While my career trajectory is certainly unconventional, I would not have it any other way. My time as a dancer allowed me to grow into my creativity, which in turn serves me well as an engineer tasked with tackling some of privacy’s most challenging problems.

 

Dancing to development

I transitioned to programming from a ten-year dance career.  My friends and family are not surprised that I ended up in tech. They know me as bright, exacting, and diligent, qualities that have served me well both in dance and as an engineer.  I have always been good at computers;  in fact, I wanted to double major in both computer science and dance in college, but did not have the bandwidth since both paths require an excessive amount of time and devotion.  I chose dance, and I am so glad I did. Working as a professional dancer, I was able to collaborate with brilliant artists, push myself both physically and intellectually, and get to know myself as a creative person.  

When I finally accepted that it was time for me to retire from dance, I dusted off my programmer’s skillset, attended a developer bootcamp, and eventually received a full-time offer from Uber. I honestly feel like I won the lottery ending up here, especially right now in the field of privacy. From a technical and creative perspective, the problems we are solving are complex and challenging. Privacy Engineering is a huge part of Uber’s current initiatives so I get to work on impactful services that are used across the company.  

 

Engineering user privacy

One of the things I love about working at Uber is that my manager and team empower me to grow in my career. So much of being a professional dancer is about lightning fast learning—imagine a choreographer showing you 60 seconds of dance moves that you are required to retain and replicate after watching them just once—anything less challenging might not hold my attention! I started working on mobile code once I arrived at Uber and was part of the team that landed privacy settings on both iOS and Android. I am proud of the features we launched, as giving users control over their data is important to our team.

In addition to building user-facing features, our team also evangelizes privacy to the rest of the organization. A few months ago, I was chatting with a colleague about the importance of privacy. He said, “I don’t really think much about online privacy. I feel like I’m a pretty good guy, and I can live my life out in the open.” A lot of folks of my generation share a similar view, but my perspective is somewhat different. It is easy for me to envision a world where my life choices are frowned upon by those in powerwhere I would need to protect myself and my family from hostility.  

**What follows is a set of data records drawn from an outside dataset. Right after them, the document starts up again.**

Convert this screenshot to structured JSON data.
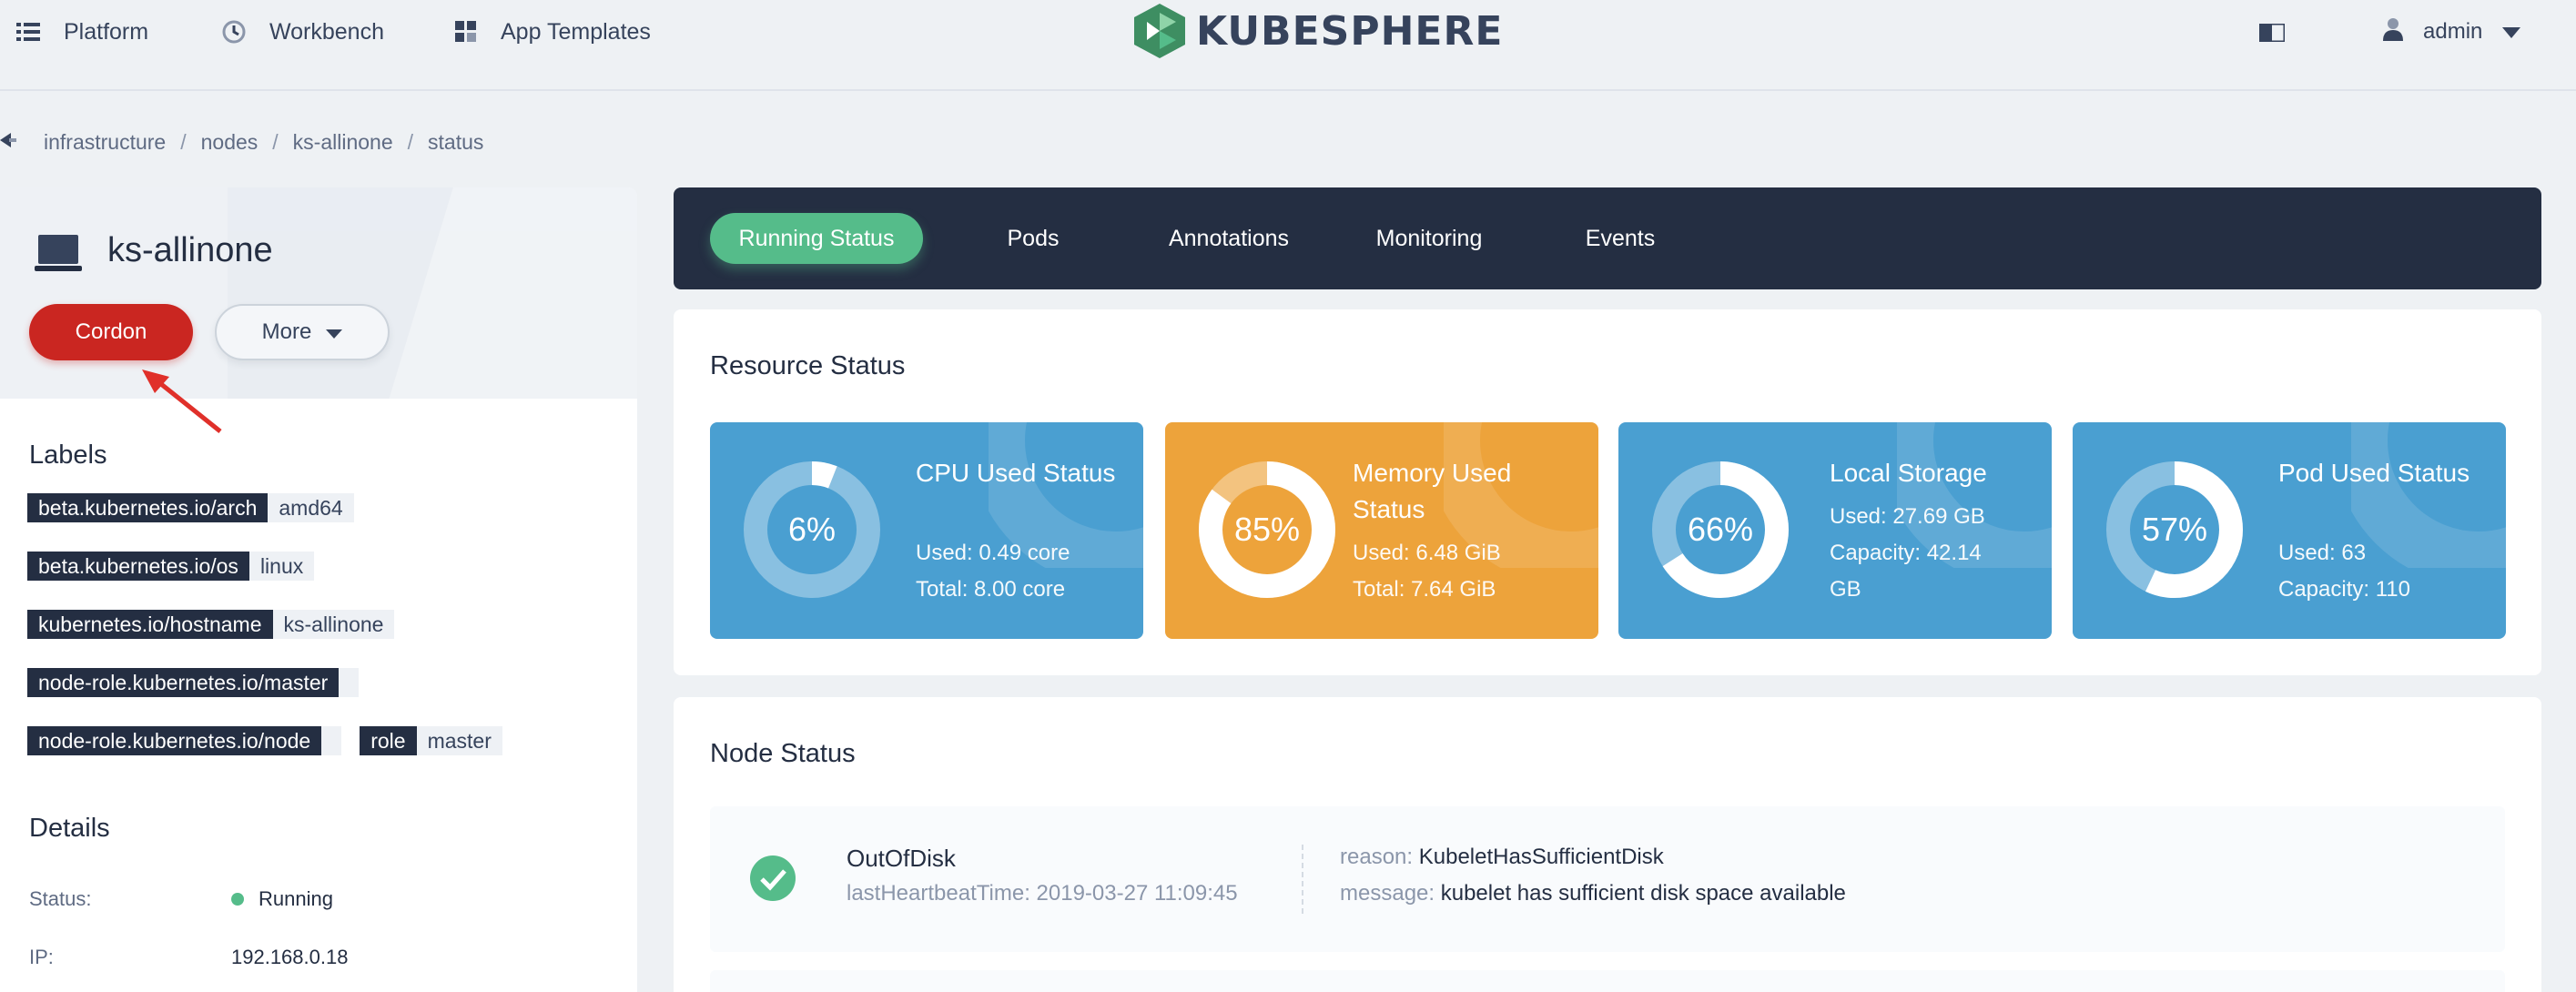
{
  "nav": {
    "platform": "Platform",
    "workbench": "Workbench",
    "app_templates": "App Templates",
    "logo": "KUBESPHERE",
    "user": "admin"
  },
  "breadcrumb": [
    "infrastructure",
    "nodes",
    "ks-allinone",
    "status"
  ],
  "node": {
    "name": "ks-allinone",
    "cordon_label": "Cordon",
    "more_label": "More"
  },
  "labels": {
    "title": "Labels",
    "items": [
      {
        "key": "beta.kubernetes.io/arch",
        "value": "amd64"
      },
      {
        "key": "beta.kubernetes.io/os",
        "value": "linux"
      },
      {
        "key": "kubernetes.io/hostname",
        "value": "ks-allinone"
      },
      {
        "key": "node-role.kubernetes.io/master",
        "value": ""
      },
      {
        "key": "node-role.kubernetes.io/node",
        "value": ""
      },
      {
        "key": "role",
        "value": "master"
      }
    ]
  },
  "details": {
    "title": "Details",
    "status_label": "Status:",
    "status_value": "Running",
    "ip_label": "IP:",
    "ip_value": "192.168.0.18"
  },
  "tabs": [
    "Running Status",
    "Pods",
    "Annotations",
    "Monitoring",
    "Events"
  ],
  "resource_status": {
    "title": "Resource Status",
    "cards": [
      {
        "title": "CPU Used Status",
        "percent": "6%",
        "fraction": 0.06,
        "line1": "Used: 0.49 core",
        "line2": "Total: 8.00 core",
        "color": "#4a9fd1"
      },
      {
        "title": "Memory Used Status",
        "percent": "85%",
        "fraction": 0.85,
        "line1": "Used: 6.48 GiB",
        "line2": "Total: 7.64 GiB",
        "color": "#eda33b"
      },
      {
        "title": "Local Storage",
        "percent": "66%",
        "fraction": 0.66,
        "line1": "Used: 27.69 GB",
        "line2": "Capacity: 42.14 GB",
        "color": "#4a9fd1"
      },
      {
        "title": "Pod Used Status",
        "percent": "57%",
        "fraction": 0.57,
        "line1": "Used: 63",
        "line2": "Capacity: 110",
        "color": "#4a9fd1"
      }
    ]
  },
  "node_status": {
    "title": "Node Status",
    "conditions": [
      {
        "type": "OutOfDisk",
        "heartbeat": "lastHeartbeatTime: 2019-03-27 11:09:45",
        "reason_key": "reason:",
        "reason": "KubeletHasSufficientDisk",
        "message_key": "message:",
        "message": "kubelet has sufficient disk space available"
      }
    ]
  },
  "colors": {
    "primary_dark": "#242e42",
    "success": "#55bc8a",
    "danger": "#ca2621",
    "blue": "#4a9fd1",
    "orange": "#eda33b"
  }
}
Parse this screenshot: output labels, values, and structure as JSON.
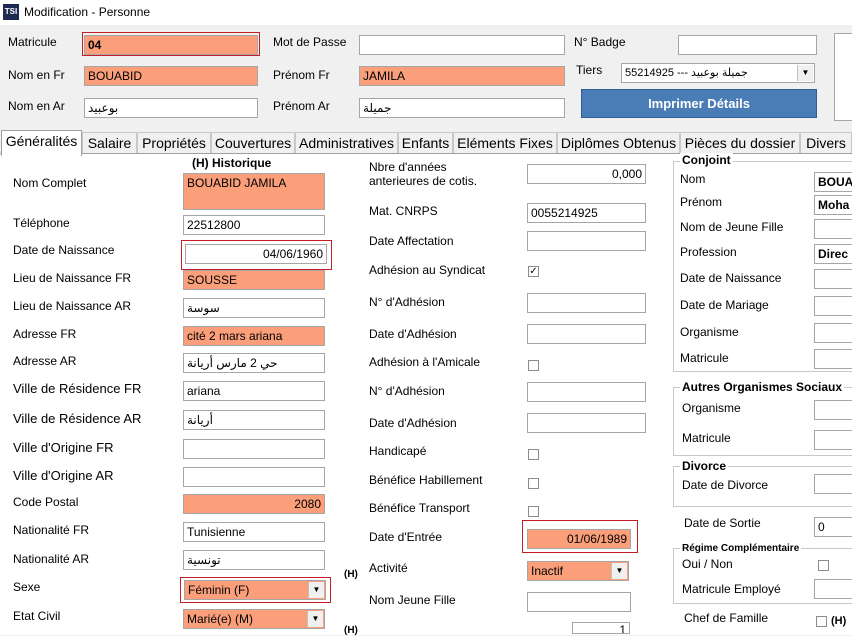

During a recent talk I gave at a team meeting, I posed a hypothetical scenario to emphasize the importance of privacy for our users: “What if a law was passed allowing police to stop and frisk all current or former Uber employees? You might want LinkedIn to delete Uber from your profile, Facebook to remove mentions of Uber from your feed, and Uber to remove you from their rider database…and you’d burn all your Uber T-shirts. While this specific scenario is far-fetched, we owe our users the ability to control the data we collect.”

Reframing the issue was a successful technique; after the meeting, several teams contacted Privacy to confirm that the features they had planned were sufficiently respectful of our users’ privacy. I thank my years as an artist for the inspiration to tell our privacy story in a more personal way.

 

Recharging my creativity

While I love writing code and mastering the technology we use at Uber, in my spare time I try to avoid computers and my phone as much as possible. I hang out with my dog, my partner, and my roommates, read books (mostly fiction), take walks, and cook. I believe it is crucial to maintain my humanity, despite spending the majority of my day talking to a computer. How else could I deeply consider the complexity of such a personal and human issue such as privacy?  

Over the years, I have also learned that I am much more creative and productive when I actually take time to rechargeten hours of working is always less productive than seven or eight. When I let my mind wander, my typical rigour is relaxed, and the more unusual and brilliant ideas come forward. One year into my career at Uber, I am less overwhelmed by the sheer quantity of information I ingest every day, which affords me the opportunity to to return to dance as an enthusiast. I always invite my teammates to see showsa few of them have even taken my up on it!

After my energy is restored, I can return to my work ready to tackle my team’s latest security and privacy initiatives with empathy and creativity, leading to stronger solutions and an improved user experience.